Combine those 3 and you've got the reaction I'm getting out of most. Which I like toying around with. pirate:

On the other hand, every CM I talked to (and there are too many allready with me keep on changing things) that finds out I'm travelling solo is enthousiastic and it ends up being a very pleasant talk about all kinds of things.
 
I've been traveling solo for 10 years! That's how long I've been divorced and toolin' around with my kids. I've never heard anyone actually TALKING about me but I've had some looks :confused3 . I was wondering if my kids smelled bad or something :rotfl2: . Ya know, sometimes my son "forgets" to brush his teeth and use deodorant. :lmao: :lmao: But more often than not, we usually end up meeting other single travelers and we all have a great time wandering around together. We've met people from all 4 corners of the globe, so have fun being a solo traveler and you never know, we just might meet one day!:grouphug:
 
I don't know if I'd be brave enough, but perhaps a shrug and "too many restraining orders" would make rude people take a step back? :)

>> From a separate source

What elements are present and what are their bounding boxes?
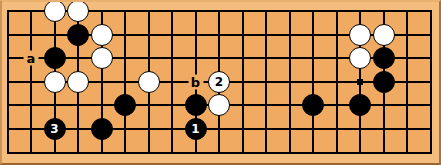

I've traveled extensively alone and never noticed a problem. Am doing a few days solo to WDW in November -- maybe because it's a family destination it will be different in terms of "pity."

Another possible response: "That's okay, I was too chicken to do it for years, myself, but I got over it!"
 
I traveled many times to Disney solo. My most awkward times are at some restaurants. I went to Rose and Crown for an early dinner, and they just seemed to have no idea what to do with a solo diner. So they put me all alone in a room by myself! :confused: Everyone else was getting outside patio tables, but I sat alone, the only diner in the whole room. The servers then seemed confused I was there when they walked by. Whole experience was a bit weird. Not hurrying back there!

As per the OP's experience, I think others enjoy putting down solo people because of the perception that solo people "are losers who have no friends". Just like the kid who always sat alone at lunch at school, it's the same idea. And putting "inferior" people down is an unfortunate part of some people's nature, and solos are an easy target - especially female ones.

Unfortunately at WDW, if I am asked if I am solo, I will usually lie and say the rest of my party is back at the room, or we lost eachother in the park, etc. Just seems I would be perceived in a more positive light that way.
 
BillSears said:
I've only gone solo once but I plan lots more solo trips in the future. My response to the "Just one?" question is "Yep, I'm flying solo this trip." Usually when I say it with a bit of an upbeat attitude I get good responses and it often opens up a nice conversation.
I travel alone most of the time. My response to "Just one?" is generally along the lines of "I'm selfish and demanding and nobody wants to travel with me".